Carl Ferdinand von Stumm-Halberg (1836–1901), Stahlmagnat und freikonservativer Reichstagsabgeordneter, war einer der einflussreichsten Industriellen des Kaiserreichs. In dieser Auswahl aus Reden an seine Arbeiter um 1889 lehnt er die Bildung von Gewerkschaften entschieden ab und besteht auf seinem unternehmerischen Recht, als Patriarch die Arbeitnehmer auch privat zu maßregeln, um christliche Werte und bürgerliche Ordnung sicherzustellen.

Carl Ferdinand von Stumm-Halberg, Ansprachen an seine Angestellten (ca. 1889)

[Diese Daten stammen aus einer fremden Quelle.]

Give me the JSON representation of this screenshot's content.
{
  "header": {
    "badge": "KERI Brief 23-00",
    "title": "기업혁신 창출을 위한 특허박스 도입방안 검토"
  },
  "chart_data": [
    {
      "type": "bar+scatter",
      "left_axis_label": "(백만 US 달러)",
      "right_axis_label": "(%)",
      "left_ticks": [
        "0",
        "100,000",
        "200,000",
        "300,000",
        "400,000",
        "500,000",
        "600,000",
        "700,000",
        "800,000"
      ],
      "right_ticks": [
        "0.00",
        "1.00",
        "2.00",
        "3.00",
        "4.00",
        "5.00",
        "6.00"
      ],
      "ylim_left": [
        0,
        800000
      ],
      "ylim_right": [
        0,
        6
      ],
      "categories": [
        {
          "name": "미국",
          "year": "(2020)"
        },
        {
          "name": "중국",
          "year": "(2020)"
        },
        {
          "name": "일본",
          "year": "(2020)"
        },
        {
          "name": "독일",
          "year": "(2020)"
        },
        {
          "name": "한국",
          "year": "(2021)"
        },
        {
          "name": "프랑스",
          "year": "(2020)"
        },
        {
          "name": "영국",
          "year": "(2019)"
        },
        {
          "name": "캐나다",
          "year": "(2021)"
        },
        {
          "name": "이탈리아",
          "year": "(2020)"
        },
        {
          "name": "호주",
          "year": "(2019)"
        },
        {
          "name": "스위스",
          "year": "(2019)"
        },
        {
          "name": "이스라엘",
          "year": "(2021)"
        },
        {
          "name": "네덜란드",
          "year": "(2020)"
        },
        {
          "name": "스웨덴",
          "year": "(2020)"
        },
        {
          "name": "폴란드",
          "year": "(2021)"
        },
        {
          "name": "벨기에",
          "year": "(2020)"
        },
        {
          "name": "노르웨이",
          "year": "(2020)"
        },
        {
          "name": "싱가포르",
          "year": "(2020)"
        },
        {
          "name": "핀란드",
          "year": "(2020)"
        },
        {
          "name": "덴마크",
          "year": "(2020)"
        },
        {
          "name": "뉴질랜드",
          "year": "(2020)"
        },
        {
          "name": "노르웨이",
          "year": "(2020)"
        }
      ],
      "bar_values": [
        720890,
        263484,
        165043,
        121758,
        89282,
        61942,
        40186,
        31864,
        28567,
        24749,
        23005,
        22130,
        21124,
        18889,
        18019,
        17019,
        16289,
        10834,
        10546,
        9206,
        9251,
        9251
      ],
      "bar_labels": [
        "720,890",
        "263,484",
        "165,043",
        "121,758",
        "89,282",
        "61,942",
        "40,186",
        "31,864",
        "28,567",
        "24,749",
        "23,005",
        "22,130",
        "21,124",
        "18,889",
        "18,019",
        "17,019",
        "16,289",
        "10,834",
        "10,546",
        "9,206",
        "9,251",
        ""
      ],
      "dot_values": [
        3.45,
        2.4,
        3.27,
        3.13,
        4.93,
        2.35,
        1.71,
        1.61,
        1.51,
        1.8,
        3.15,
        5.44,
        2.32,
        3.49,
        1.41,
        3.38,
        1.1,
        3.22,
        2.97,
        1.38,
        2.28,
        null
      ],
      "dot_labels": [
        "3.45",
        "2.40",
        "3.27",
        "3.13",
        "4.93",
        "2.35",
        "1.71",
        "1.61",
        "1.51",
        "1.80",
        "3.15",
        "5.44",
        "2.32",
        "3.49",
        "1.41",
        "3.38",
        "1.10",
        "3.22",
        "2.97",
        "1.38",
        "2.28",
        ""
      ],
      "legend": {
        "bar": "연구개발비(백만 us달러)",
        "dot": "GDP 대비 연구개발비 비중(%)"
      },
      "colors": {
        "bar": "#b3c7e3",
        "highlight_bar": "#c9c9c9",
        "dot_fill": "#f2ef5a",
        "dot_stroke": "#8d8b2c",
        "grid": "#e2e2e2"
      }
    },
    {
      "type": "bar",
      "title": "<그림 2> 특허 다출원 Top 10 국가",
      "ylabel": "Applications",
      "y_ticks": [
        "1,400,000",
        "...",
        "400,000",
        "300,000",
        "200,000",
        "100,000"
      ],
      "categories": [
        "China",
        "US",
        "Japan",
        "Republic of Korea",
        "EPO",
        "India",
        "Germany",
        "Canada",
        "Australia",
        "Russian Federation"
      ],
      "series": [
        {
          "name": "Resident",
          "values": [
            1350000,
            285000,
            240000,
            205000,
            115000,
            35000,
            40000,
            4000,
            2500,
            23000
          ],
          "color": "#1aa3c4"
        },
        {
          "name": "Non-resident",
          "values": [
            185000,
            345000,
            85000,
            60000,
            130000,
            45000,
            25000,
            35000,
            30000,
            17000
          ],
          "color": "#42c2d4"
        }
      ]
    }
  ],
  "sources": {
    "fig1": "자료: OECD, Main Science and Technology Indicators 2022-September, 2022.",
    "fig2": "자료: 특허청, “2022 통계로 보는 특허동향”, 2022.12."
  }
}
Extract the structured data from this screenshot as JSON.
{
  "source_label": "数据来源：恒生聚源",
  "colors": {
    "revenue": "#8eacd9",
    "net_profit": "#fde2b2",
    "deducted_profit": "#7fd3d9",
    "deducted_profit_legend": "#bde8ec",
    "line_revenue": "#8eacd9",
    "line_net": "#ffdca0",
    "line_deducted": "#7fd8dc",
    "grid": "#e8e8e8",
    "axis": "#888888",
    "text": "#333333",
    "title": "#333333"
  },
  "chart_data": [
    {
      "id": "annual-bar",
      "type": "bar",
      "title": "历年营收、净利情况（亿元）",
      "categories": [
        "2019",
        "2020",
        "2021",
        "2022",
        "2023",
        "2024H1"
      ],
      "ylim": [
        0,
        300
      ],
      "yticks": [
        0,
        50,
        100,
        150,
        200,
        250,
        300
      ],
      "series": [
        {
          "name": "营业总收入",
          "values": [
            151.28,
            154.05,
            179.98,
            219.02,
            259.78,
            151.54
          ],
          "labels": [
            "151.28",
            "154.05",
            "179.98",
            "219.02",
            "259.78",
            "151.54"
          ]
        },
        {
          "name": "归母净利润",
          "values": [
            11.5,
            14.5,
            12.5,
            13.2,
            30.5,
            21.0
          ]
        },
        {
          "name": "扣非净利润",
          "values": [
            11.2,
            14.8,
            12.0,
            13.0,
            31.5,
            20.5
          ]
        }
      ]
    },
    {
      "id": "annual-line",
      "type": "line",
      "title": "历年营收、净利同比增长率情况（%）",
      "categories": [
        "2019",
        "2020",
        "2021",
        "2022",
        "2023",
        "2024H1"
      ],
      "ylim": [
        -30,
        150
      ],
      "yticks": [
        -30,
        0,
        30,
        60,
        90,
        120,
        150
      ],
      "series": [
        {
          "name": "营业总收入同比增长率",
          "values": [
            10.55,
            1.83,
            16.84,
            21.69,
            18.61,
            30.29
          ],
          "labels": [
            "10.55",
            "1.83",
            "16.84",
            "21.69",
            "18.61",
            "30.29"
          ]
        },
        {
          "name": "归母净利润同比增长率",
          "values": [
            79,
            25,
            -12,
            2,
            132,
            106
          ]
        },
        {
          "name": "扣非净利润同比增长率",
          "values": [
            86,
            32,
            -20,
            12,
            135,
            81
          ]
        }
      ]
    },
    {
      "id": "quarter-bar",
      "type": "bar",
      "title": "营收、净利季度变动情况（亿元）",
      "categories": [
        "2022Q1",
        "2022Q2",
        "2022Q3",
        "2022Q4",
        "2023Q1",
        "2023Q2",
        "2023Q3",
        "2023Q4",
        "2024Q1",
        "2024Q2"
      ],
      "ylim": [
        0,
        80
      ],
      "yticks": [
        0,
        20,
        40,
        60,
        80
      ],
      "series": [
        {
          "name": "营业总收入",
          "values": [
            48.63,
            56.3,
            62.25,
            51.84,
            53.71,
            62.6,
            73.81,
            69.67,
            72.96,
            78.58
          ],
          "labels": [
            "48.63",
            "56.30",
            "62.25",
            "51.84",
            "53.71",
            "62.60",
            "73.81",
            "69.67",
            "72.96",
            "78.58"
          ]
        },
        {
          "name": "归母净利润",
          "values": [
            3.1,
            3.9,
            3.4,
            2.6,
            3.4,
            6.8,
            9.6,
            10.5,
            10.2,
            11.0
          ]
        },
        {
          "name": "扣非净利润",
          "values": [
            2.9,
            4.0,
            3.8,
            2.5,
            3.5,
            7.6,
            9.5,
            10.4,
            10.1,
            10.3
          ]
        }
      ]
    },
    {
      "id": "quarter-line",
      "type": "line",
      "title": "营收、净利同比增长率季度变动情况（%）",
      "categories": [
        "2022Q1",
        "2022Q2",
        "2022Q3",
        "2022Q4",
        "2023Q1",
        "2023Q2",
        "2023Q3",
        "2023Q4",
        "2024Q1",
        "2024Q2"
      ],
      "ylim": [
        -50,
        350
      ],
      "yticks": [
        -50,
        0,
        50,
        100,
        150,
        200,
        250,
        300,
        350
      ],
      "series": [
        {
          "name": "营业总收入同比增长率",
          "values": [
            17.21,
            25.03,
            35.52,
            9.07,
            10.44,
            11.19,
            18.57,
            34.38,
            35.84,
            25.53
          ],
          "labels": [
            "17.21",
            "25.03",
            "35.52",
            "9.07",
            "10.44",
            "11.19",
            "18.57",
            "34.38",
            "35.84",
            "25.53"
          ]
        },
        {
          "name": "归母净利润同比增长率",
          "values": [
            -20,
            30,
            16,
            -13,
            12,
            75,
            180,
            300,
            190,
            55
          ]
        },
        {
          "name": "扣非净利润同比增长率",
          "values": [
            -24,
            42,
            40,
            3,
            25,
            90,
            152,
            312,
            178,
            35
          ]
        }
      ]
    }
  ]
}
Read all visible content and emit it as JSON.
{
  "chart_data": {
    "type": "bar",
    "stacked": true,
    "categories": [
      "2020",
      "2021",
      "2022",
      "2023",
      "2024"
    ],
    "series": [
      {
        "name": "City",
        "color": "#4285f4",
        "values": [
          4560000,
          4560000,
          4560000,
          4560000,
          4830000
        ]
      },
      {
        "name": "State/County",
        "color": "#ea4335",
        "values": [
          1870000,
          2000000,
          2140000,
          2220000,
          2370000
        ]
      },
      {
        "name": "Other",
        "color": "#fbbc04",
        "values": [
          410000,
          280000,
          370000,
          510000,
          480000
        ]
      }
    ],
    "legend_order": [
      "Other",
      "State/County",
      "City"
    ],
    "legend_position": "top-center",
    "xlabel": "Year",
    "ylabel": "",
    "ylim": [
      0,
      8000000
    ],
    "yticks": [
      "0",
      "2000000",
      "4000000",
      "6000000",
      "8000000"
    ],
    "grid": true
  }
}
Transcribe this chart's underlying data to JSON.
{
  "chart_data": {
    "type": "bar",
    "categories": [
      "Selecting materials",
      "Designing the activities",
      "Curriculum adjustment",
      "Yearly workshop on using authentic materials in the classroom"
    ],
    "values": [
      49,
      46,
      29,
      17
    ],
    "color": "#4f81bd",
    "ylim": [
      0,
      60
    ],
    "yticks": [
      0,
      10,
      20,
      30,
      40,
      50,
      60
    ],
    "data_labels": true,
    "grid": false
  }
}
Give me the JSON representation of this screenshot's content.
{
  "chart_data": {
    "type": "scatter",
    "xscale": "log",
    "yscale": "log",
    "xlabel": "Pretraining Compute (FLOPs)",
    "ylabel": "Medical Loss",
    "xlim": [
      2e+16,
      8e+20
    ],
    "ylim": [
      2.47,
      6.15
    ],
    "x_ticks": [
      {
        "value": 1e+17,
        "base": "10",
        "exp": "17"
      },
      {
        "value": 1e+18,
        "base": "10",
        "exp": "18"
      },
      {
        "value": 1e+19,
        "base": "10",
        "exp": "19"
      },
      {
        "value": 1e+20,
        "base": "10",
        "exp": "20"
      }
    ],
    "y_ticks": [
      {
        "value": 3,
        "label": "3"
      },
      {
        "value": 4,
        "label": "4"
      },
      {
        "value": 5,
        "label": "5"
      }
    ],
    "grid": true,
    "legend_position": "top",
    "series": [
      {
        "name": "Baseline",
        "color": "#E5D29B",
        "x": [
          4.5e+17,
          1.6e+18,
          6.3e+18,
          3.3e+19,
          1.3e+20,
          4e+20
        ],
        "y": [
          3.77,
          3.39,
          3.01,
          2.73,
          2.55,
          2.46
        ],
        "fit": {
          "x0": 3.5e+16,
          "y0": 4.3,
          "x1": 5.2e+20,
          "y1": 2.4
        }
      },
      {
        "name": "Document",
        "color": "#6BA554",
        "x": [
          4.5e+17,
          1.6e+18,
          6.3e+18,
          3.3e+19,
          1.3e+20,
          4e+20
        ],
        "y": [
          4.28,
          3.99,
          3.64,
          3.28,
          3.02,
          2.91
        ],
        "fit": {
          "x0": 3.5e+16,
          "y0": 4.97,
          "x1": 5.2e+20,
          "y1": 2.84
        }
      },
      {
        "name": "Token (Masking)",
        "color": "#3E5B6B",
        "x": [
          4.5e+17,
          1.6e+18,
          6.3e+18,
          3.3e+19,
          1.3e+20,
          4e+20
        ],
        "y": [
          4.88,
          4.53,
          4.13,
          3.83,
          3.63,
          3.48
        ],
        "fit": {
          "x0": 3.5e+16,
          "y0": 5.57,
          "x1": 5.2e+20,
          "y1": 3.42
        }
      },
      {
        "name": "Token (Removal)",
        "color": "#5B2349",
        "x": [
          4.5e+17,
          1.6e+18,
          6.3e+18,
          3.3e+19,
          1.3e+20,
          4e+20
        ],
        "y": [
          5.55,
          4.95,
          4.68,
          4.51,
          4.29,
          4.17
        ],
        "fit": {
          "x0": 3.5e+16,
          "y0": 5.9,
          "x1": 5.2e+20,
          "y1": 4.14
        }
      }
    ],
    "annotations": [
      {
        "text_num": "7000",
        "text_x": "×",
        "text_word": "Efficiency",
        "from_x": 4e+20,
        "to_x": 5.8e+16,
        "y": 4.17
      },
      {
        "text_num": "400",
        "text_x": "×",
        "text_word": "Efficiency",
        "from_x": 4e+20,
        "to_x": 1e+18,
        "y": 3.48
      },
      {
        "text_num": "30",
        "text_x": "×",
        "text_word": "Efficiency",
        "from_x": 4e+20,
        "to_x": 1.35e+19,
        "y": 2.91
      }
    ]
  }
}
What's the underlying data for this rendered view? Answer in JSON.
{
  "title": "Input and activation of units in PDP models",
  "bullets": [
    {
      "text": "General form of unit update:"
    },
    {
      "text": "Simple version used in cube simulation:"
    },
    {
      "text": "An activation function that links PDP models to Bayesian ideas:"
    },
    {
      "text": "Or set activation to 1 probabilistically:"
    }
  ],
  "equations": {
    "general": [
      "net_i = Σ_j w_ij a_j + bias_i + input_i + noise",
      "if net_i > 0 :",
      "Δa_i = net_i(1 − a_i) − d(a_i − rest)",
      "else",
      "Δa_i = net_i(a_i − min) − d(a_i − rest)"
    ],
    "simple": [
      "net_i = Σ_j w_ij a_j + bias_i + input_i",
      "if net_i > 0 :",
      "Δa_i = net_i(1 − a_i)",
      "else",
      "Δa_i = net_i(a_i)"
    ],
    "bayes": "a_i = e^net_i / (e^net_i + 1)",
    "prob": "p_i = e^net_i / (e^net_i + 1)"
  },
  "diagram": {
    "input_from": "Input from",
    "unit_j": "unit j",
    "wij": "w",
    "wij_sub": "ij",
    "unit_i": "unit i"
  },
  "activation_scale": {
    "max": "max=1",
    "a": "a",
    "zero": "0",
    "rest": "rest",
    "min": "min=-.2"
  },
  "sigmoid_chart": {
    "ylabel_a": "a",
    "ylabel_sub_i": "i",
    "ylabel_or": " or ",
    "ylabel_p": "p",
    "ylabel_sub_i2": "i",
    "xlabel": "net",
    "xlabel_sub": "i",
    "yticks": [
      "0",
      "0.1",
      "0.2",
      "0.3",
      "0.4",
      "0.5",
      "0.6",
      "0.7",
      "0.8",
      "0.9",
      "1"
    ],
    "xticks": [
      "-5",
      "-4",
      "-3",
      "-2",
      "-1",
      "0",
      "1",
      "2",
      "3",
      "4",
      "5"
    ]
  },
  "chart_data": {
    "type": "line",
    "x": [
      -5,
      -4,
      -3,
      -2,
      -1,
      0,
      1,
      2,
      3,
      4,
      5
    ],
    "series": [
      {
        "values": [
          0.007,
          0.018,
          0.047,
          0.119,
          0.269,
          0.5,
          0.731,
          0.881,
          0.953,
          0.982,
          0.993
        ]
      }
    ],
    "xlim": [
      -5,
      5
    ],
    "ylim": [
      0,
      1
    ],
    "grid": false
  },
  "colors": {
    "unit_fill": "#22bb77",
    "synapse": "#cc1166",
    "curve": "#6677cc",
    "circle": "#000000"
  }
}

  • Carl Ferdinand von Stumm-Halberg

Quelle

[] Ich denke, wir alle werden, wie bisher, so auch für die Zukunft zeigen, daß im „Königreich Stumm“, wie unsere Gegner spöttisch unser Gemeinwesen nennen, nur ein Wille regiert, und das ist der Wille Seiner Majestät des Königs von Preußen. [] Überall, wohin wir sehen, wird die Autorität aufrechterhalten, nötigenfalls durch Strafen gegenüber denjenigen, die sich der notwendigen Autorität nicht fügen. Von der Armee will ich hier gar nicht sprechen. Es wird vielfach behauptet, eine Analogie zwischen den Betrieben und der Armee bestehe nicht. Ich behaupte das Gegenteil. [] In beiden Fällen ist, wenn Erfolge erzielt werden sollen, die Disziplin eine ganz unvermeidliche Voraussetzung. [] Wenn ein Fabrikunternehmen gedeihen soll, so muß es militärisch, nicht parlamentarisch organisiert sein. [] Wie der Soldatenstand alle Angehörigen des Heeres vom Feldmarschall bis zum jüngsten Rekruten umfaßt, und alle gemeinsam gegen den Feind ziehen, wenn ihr König sie ruft, so stehen die Angehörigen des Neunkircher Werkes wie ein Mann zusammen, wenn es gilt, die Konkurrenz sowohl wie die finsteren Mächte des Umsturzes zu bekämpfen. Bleiben wir siegreich, so ist dies zu unser aller Nutzen; unterliegen wir, so haben wir alle den Schaden davon, und Ihr sicherlich weit mehr noch als ich. Zum Siege ist aber bei uns wie in der Armee die strenge Aufrechterhaltung der Disziplin unerläßlich, welche hier wie dort mit treuer Kameradschaft nicht bloß verträglich ist, sondern geradezu deren Unterlage bildet.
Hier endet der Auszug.